Construit vers 1820, l’hôtel de la préfecture de Vesoul est une lourde bâtisse morose sans caractère et sans style ; en 1830, cependant, un assez beau jardin, aujourd’hui morcelé, l’enveloppait de ses frondaisons, lui faisant aux beaux jours une parure de fleurs et de feuillages.

Appelé par ordonnance du 6 août 1830 à recueillir la succession de M. Lebrun des Charmettes, dans le grand mouvement de réorganisation administrative, œuvre de Guizot, qui mit à pied 16 préfets sur 86 et 196 sous-préfets sur 277, Amédée Thierry s’y était aussitôt installé.

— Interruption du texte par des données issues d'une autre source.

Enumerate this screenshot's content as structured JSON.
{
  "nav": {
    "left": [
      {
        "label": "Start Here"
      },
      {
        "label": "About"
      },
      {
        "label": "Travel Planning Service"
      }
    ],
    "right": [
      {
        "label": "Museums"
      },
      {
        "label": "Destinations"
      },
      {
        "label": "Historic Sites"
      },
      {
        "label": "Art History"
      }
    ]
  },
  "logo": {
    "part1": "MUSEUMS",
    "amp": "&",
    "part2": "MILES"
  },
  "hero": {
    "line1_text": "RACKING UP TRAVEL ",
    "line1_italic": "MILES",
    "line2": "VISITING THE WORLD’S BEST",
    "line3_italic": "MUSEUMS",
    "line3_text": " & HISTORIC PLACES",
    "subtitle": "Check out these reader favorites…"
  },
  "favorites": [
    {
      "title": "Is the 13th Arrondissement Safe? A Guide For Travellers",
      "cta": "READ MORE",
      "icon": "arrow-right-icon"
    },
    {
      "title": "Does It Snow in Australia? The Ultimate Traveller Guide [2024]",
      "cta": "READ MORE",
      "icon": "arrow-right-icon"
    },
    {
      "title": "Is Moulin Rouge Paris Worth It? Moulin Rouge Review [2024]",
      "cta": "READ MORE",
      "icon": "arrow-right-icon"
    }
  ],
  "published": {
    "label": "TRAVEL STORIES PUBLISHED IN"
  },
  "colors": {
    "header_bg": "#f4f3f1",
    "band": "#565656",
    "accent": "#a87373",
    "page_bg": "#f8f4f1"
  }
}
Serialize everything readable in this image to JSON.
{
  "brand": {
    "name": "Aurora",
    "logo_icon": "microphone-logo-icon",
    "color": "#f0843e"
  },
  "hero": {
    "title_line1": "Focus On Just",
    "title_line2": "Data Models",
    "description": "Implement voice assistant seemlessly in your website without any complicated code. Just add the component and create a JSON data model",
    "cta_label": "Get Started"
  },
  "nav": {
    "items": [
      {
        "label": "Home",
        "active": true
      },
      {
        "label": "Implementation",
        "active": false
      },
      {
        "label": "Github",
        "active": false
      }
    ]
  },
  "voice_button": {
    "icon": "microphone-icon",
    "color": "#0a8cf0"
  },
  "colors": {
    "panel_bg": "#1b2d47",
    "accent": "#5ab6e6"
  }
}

Le nouveau préfet — un préfet de la Résistance — trouvait une situation délicate, sinon même difficile. Il avait à combattre « le tumulte des prétentions personnelles, des animosités locales, des importances vaniteuses, des impatiences aveugles qui n’avaient pas obtenu satisfaction[2]. » A Luxeuil, les républicains, — on disait les factieux, — s’agitaient, refusant le paiement de l’impôt ; des intrigues légitimistes se nouaient dans l’arrondissement de Gray et le clergé des campagnes prenait volontiers son mot d’ordre près des évêques ultras assemblés en congrès à Fribourg. Il fallait sévir, suspendre les maires hostiles

  1. Voyez la Revue du 15 octobre et du 1er novembre.
  2. Guizot.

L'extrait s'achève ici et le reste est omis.